Tony Blair ist ungeliebt und wird verhöhnt, aber er schafft es immer wieder, sich strahlend und als ewiger Optimist dem Publikum zu präsentieren – trotz Irakdebakel und Streit in der Labourpartei, und obwohl zwei Drittel der Briten das Vertrauen in ihn verloren haben. Der Premierminister brauchte eine gehörige Portion Masochismus, als er sich in Brighton zum elften Mal einem Labourparteitag und damit der ganzen Nation als der kommende Mann präsentierte.

Aber Blair ist keine Mimose. Und seine Mission sieht er noch nicht erfüllt. Zwei Wahlen hat er gewonnen, vier Kriege geführt, er hat Labour aus der politischen Vergessenheit geführt und zur unbestrittenen Partei der Macht in Großbritannien gemacht. Die Delegierten in Brighton jedenfalls halten es alle für eine ausgemachte Sache, dass Labour die nächste Wahl gewinnt. Viel gebe es in der dritten Amtszeit noch zu tun, sagt Blair.

Fast hätte er es allen recht gemacht. Eine Wähleranalyse des „Daily Telegraph“ zeigt das. Mehr als 40 Prozent glauben, dass seine Labour Party der Mittelklasse nahe steht – und den ethnischen Minderheiten. Und den Schwulen, Frauen, Gewerkschaftern, der Arbeiterklasse und den Reichen. An diese Koalition der Willigen wandte sich Blair in seiner Parteitagsrede.
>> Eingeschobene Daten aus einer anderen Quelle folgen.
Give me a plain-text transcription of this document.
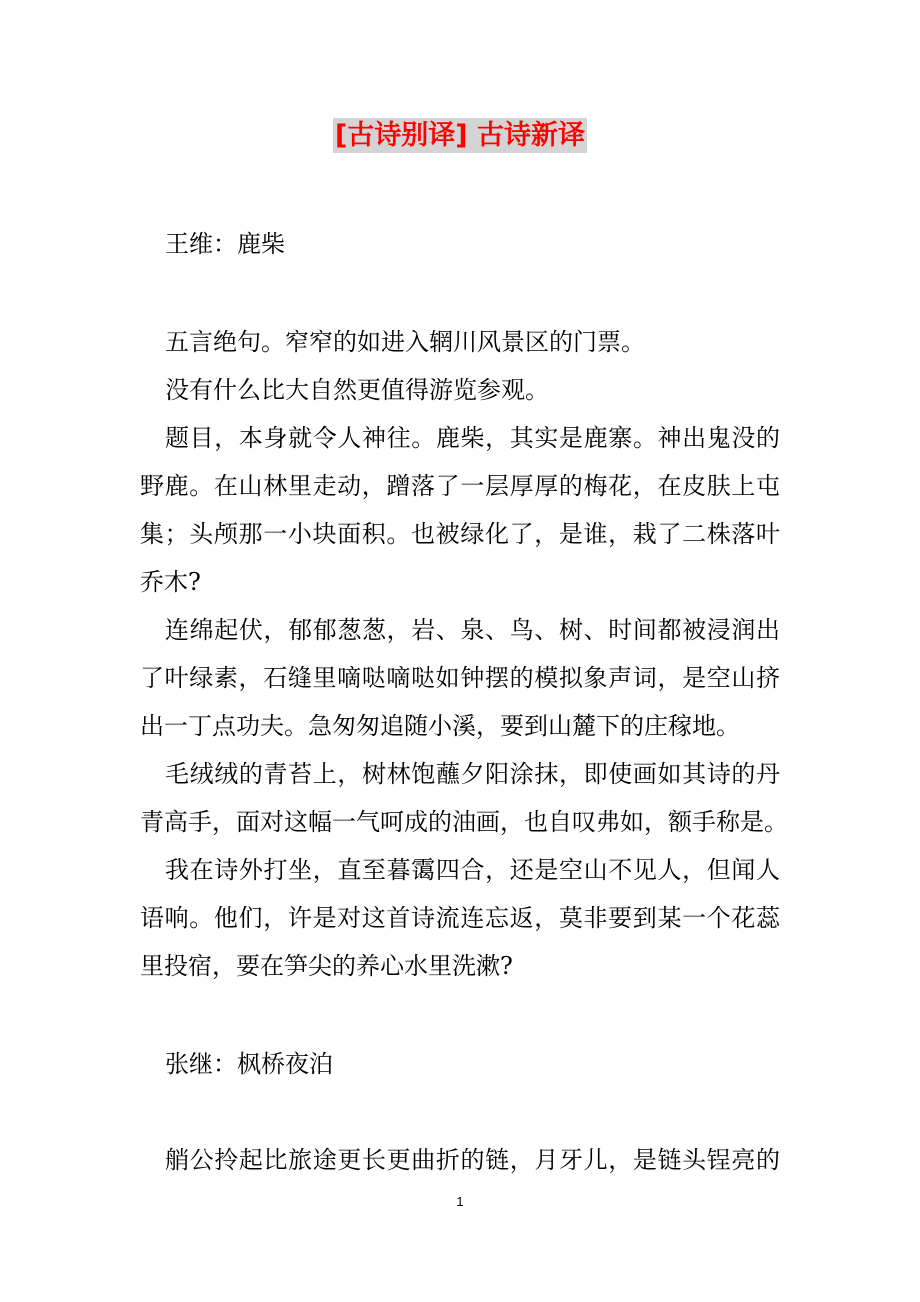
[古诗别译] 古诗新译
王维：鹿柴
五言绝句。窄窄的如进入辋川风景区的门票。
没有什么比大自然更值得游览参观。
题目，本身就令人神往。鹿柴，其实是鹿寨。神出鬼没的
野鹿。在山林里走动，蹭落了一层厚厚的梅花，在皮肤上屯
集；头颅那一小块面积。也被绿化了，是谁，栽了二株落叶
乔木?
连绵起伏，郁郁葱葱，岩、泉、鸟、树、时间都被浸润出
了叶绿素，石缝里嘀哒嘀哒如钟摆的模拟象声词，是空山挤
出一丁点功夫。急匆匆追随小溪，要到山麓下的庄稼地。
毛绒绒的青苔上，树林饱蘸夕阳涂抹，即使画如其诗的丹
青高手，面对这幅一气呵成的油画，也自叹弗如，额手称是。
我在诗外打坐，直至暮霭四合，还是空山不见人，但闻人
语响。他们，许是对这首诗流连忘返，莫非要到某一个花蕊
里投宿，要在笋尖的养心水里洗漱?
张继：枫桥夜泊
艄公拎起比旅途更长更曲折的链，月牙儿，是链头锃亮的
1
Doch was er ihnen allen nun genau recht machen will, das ist in den letzten Jahren immer undeutlicher geworden. Und das nagt an ihm.
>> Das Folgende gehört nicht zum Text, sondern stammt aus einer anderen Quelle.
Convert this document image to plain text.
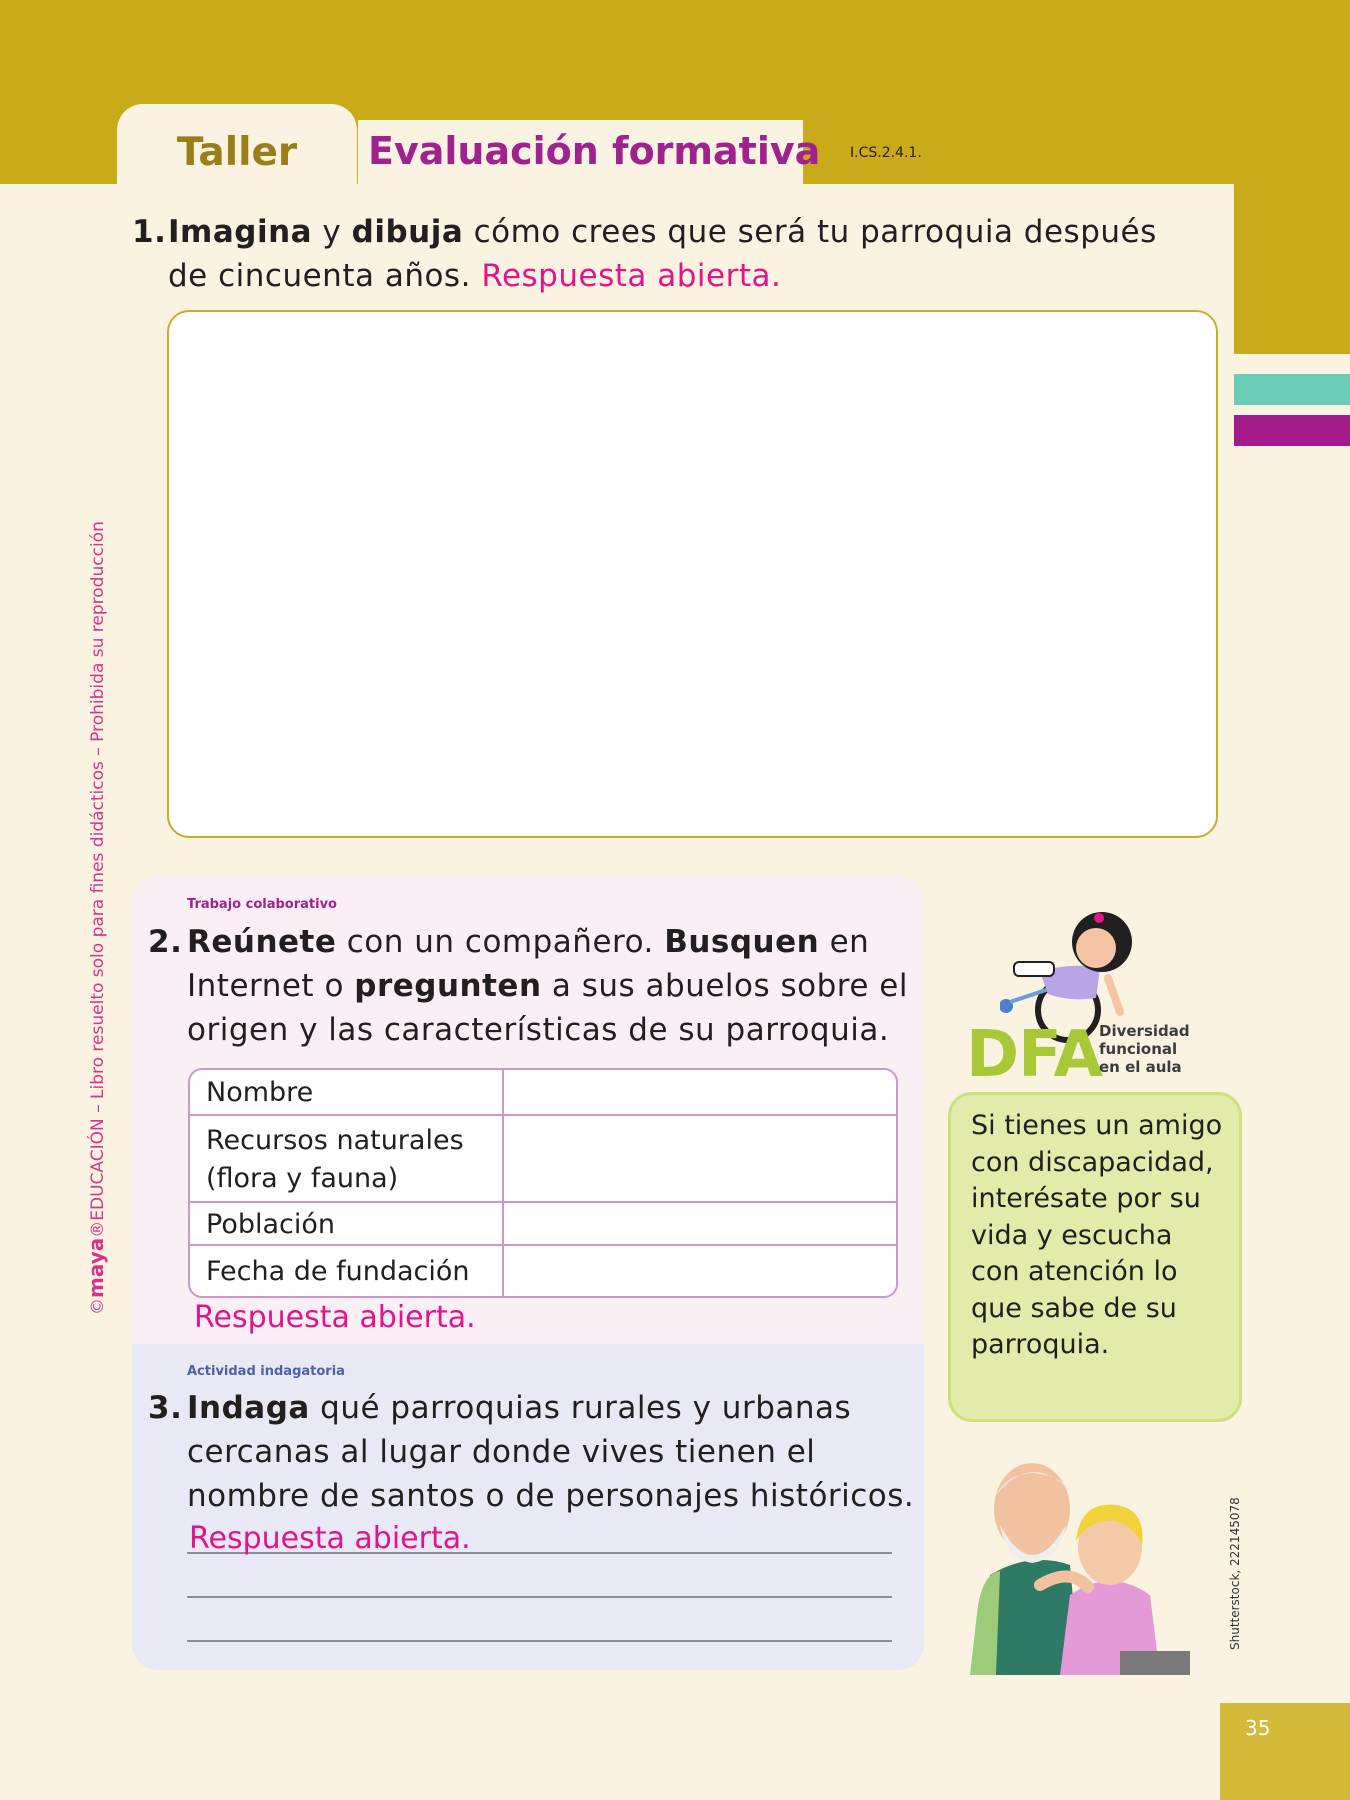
Taller	Evaluación formativa I.CS.2.4.1.
©maya®EDUCACIÓN – Libro resuelto solo para fines didácticos – Prohibida su reproducción
1. Imagina y dibuja cómo crees que será tu parroquia después
de cincuenta años. Respuesta abierta.
Trabajo colaborativo
2. Reúnete con un compañero. Busquen en
Internet o pregunten a sus abuelos sobre el
origen y las características de su parroquia.
Nombre	
Recursos naturales (flora y fauna)	
Población	
Fecha de fundación	
Respuesta abierta.
Actividad indagatoria
3. Indaga qué parroquias rurales y urbanas
cercanas al lugar donde vives tienen el
nombre de santos o de personajes históricos.
Respuesta abierta.
DFA
Diversidad
funcional
en el aula
Si tienes un amigo con discapacidad, interésate por su vida y escucha con atención lo que sabe de su parroquia.
Shutterstock, 222145078
35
Irgendwann im Frühsommer hatte Blair eine Krise. Doch dann blickte er zurück und fand, dass er, bei allen Erfolgen, seine zentrale Mission nicht erfüllt habe. Irak, Afrika, Klimawechsel, bessere Bildung und Erziehung, alles schön und gut. Doch Blair will Großbritannien den Stempel aufdrücken wie Margaret Thatcher in ihren über elf Amtsjahren. Das Land auf immer verändern, mit einer radikalen Reform, die soziale Solidarität, Selbstverantwortung und individuelle Mitsprache verbindet. Und er wollte Großbritannien mit Europa versöhnen.

Nun soll ein zweiter Frühling Blair einen Neuanfang vergönnen. Wird er den Briten noch zeigen, was er wirklich im Sinn hatte? Kaum ist in Brighton der Beifall verhallt, könnte am Donnerstag eine verlorene Nachwahl in Hartlepool, dem Wahlkreis des neuen EU-Handelskommissars Peter Mandelson, den Traum von Blairs Wiedergeburt wieder stark gefährden. Der zweite Frühling wird eine Zitterpartie. Oder nur ein Altweibersommer.